No adult had taught him this.
He hadn't even spoken a single word yet.
But he was already building his foundation.
---
Outside his room, the world went on.
Rumors spread about the child born under the eclipse.
Some said he was cursed.
Others whispered he was gifted.
Aunt Virelle visited again, her smile as polished as always. She offered Lysara a cup of flower tea and said casually, "The boy's presence is starting to ripple. Best to keep his talents… discreet."
Lysara gave no answer.
She only watched her son through the glass.
He was stacking small rune-stones—not randomly, but in a precise sequence.
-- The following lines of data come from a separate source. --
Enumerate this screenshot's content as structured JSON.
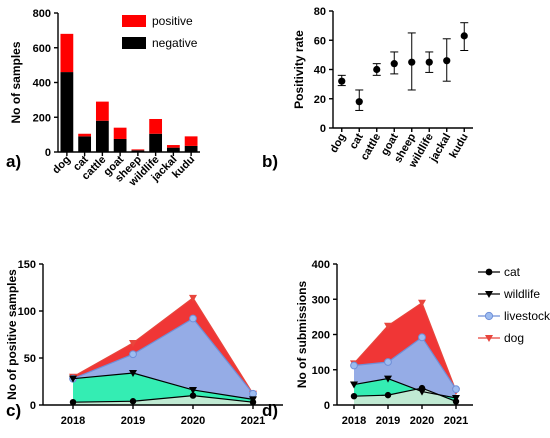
{
  "chart_data": [
    {
      "panel": "a)",
      "type": "bar",
      "ylabel": "No of samples",
      "ylim": [
        0,
        800
      ],
      "yticks": [
        0,
        200,
        400,
        600,
        800
      ],
      "categories": [
        "dog",
        "cat",
        "cattle",
        "goat",
        "sheep",
        "wildlife",
        "jackal",
        "kudu"
      ],
      "stacked": true,
      "series": [
        {
          "name": "negative",
          "values": [
            460,
            90,
            180,
            75,
            10,
            105,
            25,
            35
          ],
          "color": "#000000"
        },
        {
          "name": "positive",
          "values": [
            220,
            15,
            110,
            65,
            5,
            85,
            15,
            55
          ],
          "color": "#ff0000"
        }
      ],
      "legend": "top-right",
      "legend_order": [
        "positive",
        "negative"
      ]
    },
    {
      "panel": "b)",
      "type": "scatter",
      "ylabel": "Positivity rate",
      "ylim": [
        0,
        80
      ],
      "yticks": [
        0,
        20,
        40,
        60,
        80
      ],
      "categories": [
        "dog",
        "cat",
        "cattle",
        "goat",
        "sheep",
        "wildlife",
        "jackal",
        "kudu"
      ],
      "values": [
        32,
        18,
        40,
        44,
        45,
        45,
        46,
        63
      ],
      "error_low": [
        29,
        12,
        36,
        37,
        26,
        38,
        32,
        53
      ],
      "error_high": [
        36,
        26,
        44,
        52,
        65,
        52,
        61,
        72
      ]
    },
    {
      "panel": "c)",
      "type": "area",
      "ylabel": "No of positive samples",
      "ylim": [
        0,
        150
      ],
      "yticks": [
        0,
        50,
        100,
        150
      ],
      "x": [
        "2018",
        "2019",
        "2020",
        "2021"
      ],
      "series": [
        {
          "name": "dog",
          "values": [
            30,
            66,
            114,
            12
          ],
          "color": "#e8453c",
          "fill": "#ef2b2b"
        },
        {
          "name": "livestock",
          "values": [
            28,
            54,
            92,
            12
          ],
          "color": "#6f8fd8",
          "fill": "#8fb3f0"
        },
        {
          "name": "wildlife",
          "values": [
            28,
            34,
            16,
            6
          ],
          "color": "#000000",
          "fill": "#2ef0b0"
        },
        {
          "name": "cat",
          "values": [
            3,
            4,
            10,
            3
          ],
          "color": "#000000",
          "fill": "#c8ead5"
        }
      ]
    },
    {
      "panel": "d)",
      "type": "area",
      "ylabel": "No of submissions",
      "ylim": [
        0,
        400
      ],
      "yticks": [
        0,
        100,
        200,
        300,
        400
      ],
      "x": [
        "2018",
        "2019",
        "2020",
        "2021"
      ],
      "series": [
        {
          "name": "dog",
          "values": [
            118,
            225,
            290,
            40
          ],
          "color": "#e8453c",
          "fill": "#ef2b2b"
        },
        {
          "name": "livestock",
          "values": [
            112,
            122,
            192,
            45
          ],
          "color": "#6f8fd8",
          "fill": "#8fb3f0"
        },
        {
          "name": "wildlife",
          "values": [
            58,
            75,
            38,
            20
          ],
          "color": "#000000",
          "fill": "#2ef0b0"
        },
        {
          "name": "cat",
          "values": [
            25,
            28,
            48,
            10
          ],
          "color": "#000000",
          "fill": "#c8ead5"
        }
      ],
      "legend": "right",
      "legend_order": [
        "cat",
        "wildlife",
        "livestock",
        "dog"
      ]
    }
  ]
}
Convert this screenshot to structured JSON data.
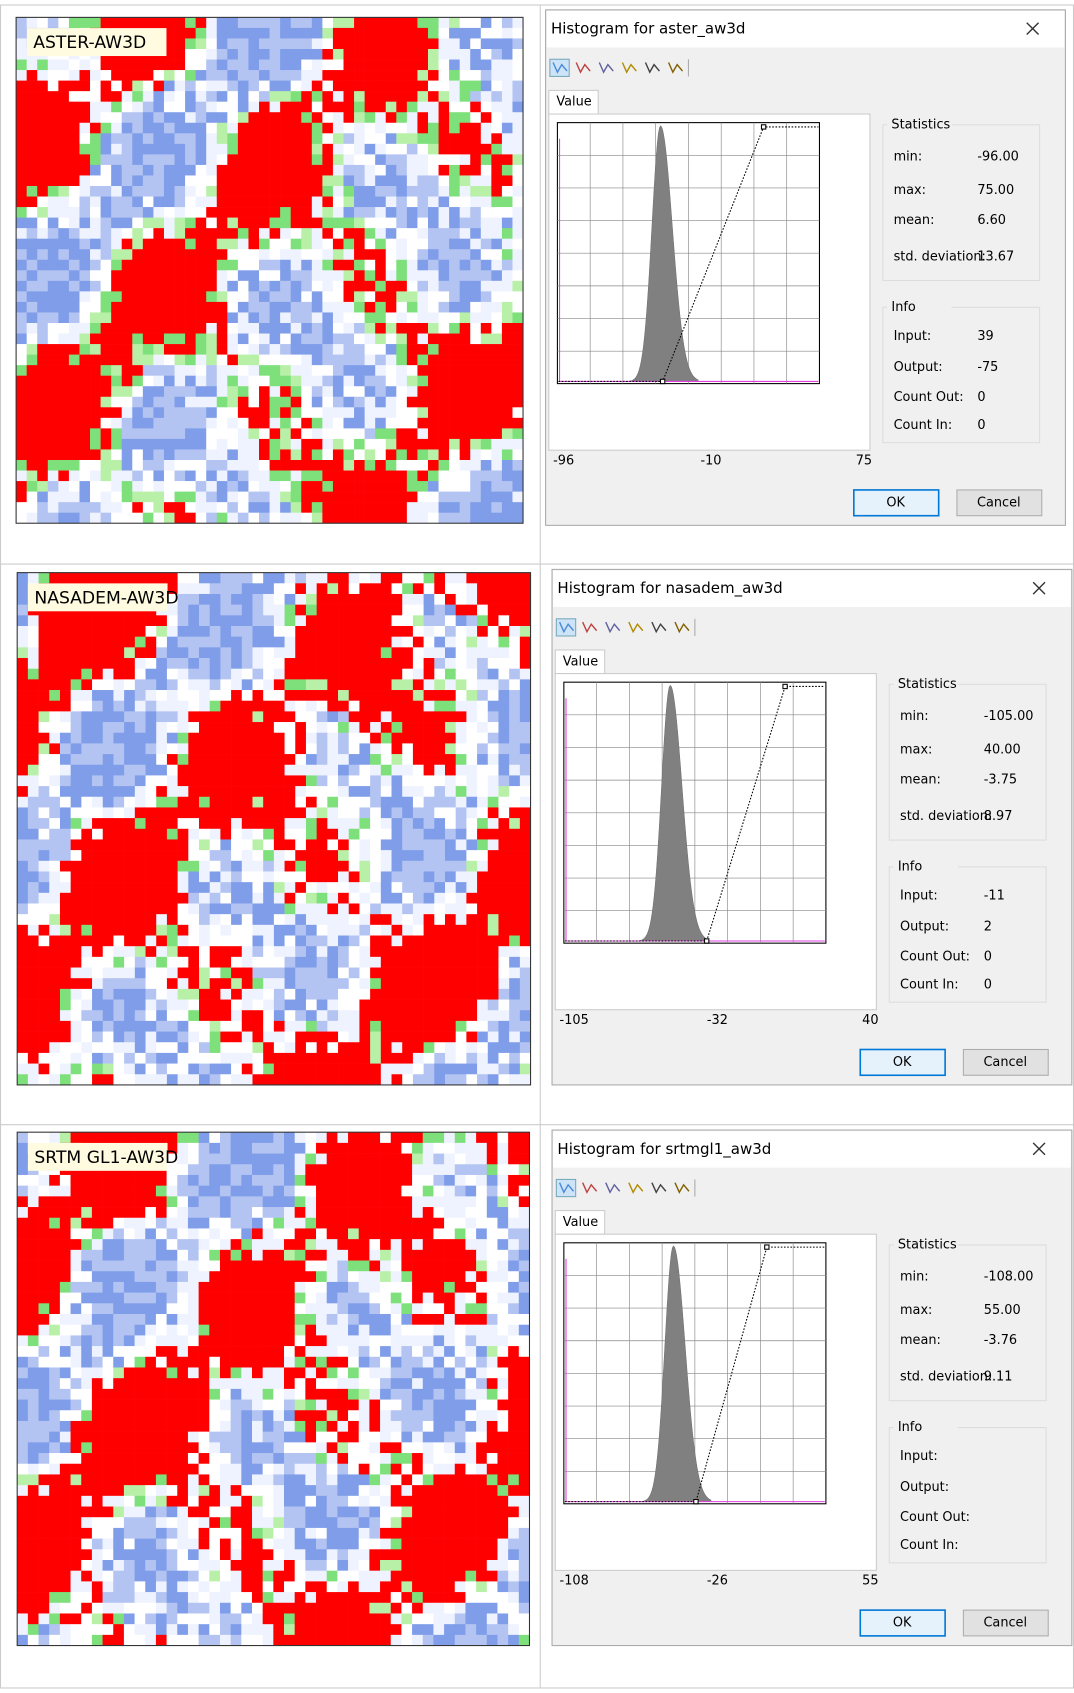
{
  "panels": [
    {
      "map_label": "ASTER-AW3D",
      "dialog": {
        "title": "Histogram for aster_aw3d",
        "tab": "Value",
        "statistics": {
          "heading": "Statistics",
          "rows": [
            [
              "min:",
              "-96.00"
            ],
            [
              "max:",
              "75.00"
            ],
            [
              "mean:",
              "6.60"
            ],
            [
              "std. deviation:",
              "13.67"
            ]
          ]
        },
        "info": {
          "heading": "Info",
          "rows": [
            [
              "Input:",
              "39"
            ],
            [
              "Output:",
              "-75"
            ],
            [
              "Count Out:",
              "0"
            ],
            [
              "Count In:",
              "0"
            ]
          ]
        },
        "axis_labels": [
          "-96",
          "-10",
          "75"
        ],
        "buttons": [
          "OK",
          "Cancel"
        ]
      }
    },
    {
      "map_label": "NASADEM-AW3D",
      "dialog": {
        "title": "Histogram for nasadem_aw3d",
        "tab": "Value",
        "statistics": {
          "heading": "Statistics",
          "rows": [
            [
              "min:",
              "-105.00"
            ],
            [
              "max:",
              "40.00"
            ],
            [
              "mean:",
              "-3.75"
            ],
            [
              "std. deviation:",
              "8.97"
            ]
          ]
        },
        "info": {
          "heading": "Info",
          "rows": [
            [
              "Input:",
              "-11"
            ],
            [
              "Output:",
              "2"
            ],
            [
              "Count Out:",
              "0"
            ],
            [
              "Count In:",
              "0"
            ]
          ]
        },
        "axis_labels": [
          "-105",
          "-32",
          "40"
        ],
        "buttons": [
          "OK",
          "Cancel"
        ]
      }
    },
    {
      "map_label": "SRTM GL1-AW3D",
      "dialog": {
        "title": "Histogram for srtmgl1_aw3d",
        "tab": "Value",
        "statistics": {
          "heading": "Statistics",
          "rows": [
            [
              "min:",
              "-108.00"
            ],
            [
              "max:",
              "55.00"
            ],
            [
              "mean:",
              "-3.76"
            ],
            [
              "std. deviation:",
              "9.11"
            ]
          ]
        },
        "info": {
          "heading": "Info",
          "rows": [
            [
              "Input:"
            ],
            [
              "Output:"
            ],
            [
              "Count Out:"
            ],
            [
              "Count In:"
            ]
          ]
        },
        "axis_labels": [
          "-108",
          "-26",
          "55"
        ],
        "buttons": [
          "OK",
          "Cancel"
        ]
      }
    }
  ]
}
He didn't look up when Virelle entered.
But he knew she was watching.
And so, for the first time, he deliberately activated a spark.
Not because he needed to.
But because he wanted them to see.
---
He didn't know what the future held.
He didn't know why someone had already tried to kill him.
But he knew one thing for sure:
He wasn't powerless.
And as long as he kept learning, kept forging, kept devouring…
He would survive.
He would grow.
And eventually… he would find out why his thread had been cut—and who had pulled the knife.